The Split is a term used when the bowler fails to knock down all ten pins with the first roll. It occurs when there are two or more standing pins left, separated by at least one knocked-down pin in between them.

The objective of the split is to try and hit both standing pins with the next shot to earn a spare. However, this can be challenging since the two pins are usually spread apart, making it difficult to hit them both.
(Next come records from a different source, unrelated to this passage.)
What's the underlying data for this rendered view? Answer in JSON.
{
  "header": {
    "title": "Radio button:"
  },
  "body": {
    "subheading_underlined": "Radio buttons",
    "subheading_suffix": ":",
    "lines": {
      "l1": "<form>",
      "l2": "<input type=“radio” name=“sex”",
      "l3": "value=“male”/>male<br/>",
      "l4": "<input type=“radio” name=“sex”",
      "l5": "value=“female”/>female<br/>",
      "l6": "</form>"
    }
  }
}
In such an event, players must decide how best to approach their second attempt strategically. Some opt for hitting only one pin and relying on luck for its bounce toward other remaining ones while some try maximizing impact force hoping that the rest of any straggling will fall victim too.

The Double

One of the most exciting scoring scenarios in bowling is known as “The Double.” This occurs when a bowler manages to score two consecutive strikes, earning them an impressive 30 points in just two rolls.

The key to achieving a double is consistency and accuracy, as even the slightest shift in technique or approach can cause the ball to miss its mark. However, once achieved, it can provide an incredible boost of confidence and momentum for the rest of the game.

Understanding The Different Types Of Bowling Games

How Do Bowling Scores Work

Traditional Bowling

In traditional bowling, the player rolls a ball down a long, narrow lane toward ten pins arranged in a triangle at the end. The goal is to knock down as many pins as possible using two chances per frame.

Each game consists of ten frames with different scoring scenarios for each one. Unlike other types of bowling games, traditional bowling uses a 10-pin configuration and has specific rules on how the game should be played.

It requires both skill and strategy to play this classic sport efficiently, from selecting the right ball size for your grip to releasing it at just the right angle.

9-pin Bowling

Have you ever heard of 9-pin bowling? This type of bowling is popular in some parts of Europe and involves using only nine pins instead of the traditional ten. The pins are arranged in a diamond shape with one pin at the top, two in the row below, three in the next, and then four on the bottom row.

The scoring system for 9-pin bowling is similar to that of traditional bowling, but due to having fewer pins, it can be more challenging to get strikes and spares. Additionally, players have three rolls per frame instead of two as they do in traditional bowling.

Candlepin Bowling

Some bowlers might prefer a game of candlepin bowling, which is popular in the New England region. In this game, players use smaller and lighter balls, which makes it harder to knock down all the pins.

Additionally, there are three rolls per frame instead of two, and any pins left standing after the first roll stay up for subsequent rolls (unlike traditional bowling).

This means that getting a spare or strike is more difficult in candlepin bowling than in other types of bowling.


Now that you understand the basics of how bowling scores work, it’s time to head to your local bowling alley and put your skills to the test. Remember to keep track of each frame and calculate scores accurately.

With practice, you can improve your scoring strategies and aim for some impressive games. Whether you’re a casual bowler or a pro, understanding the scoring system is essential for reaching your full potential on the lanes.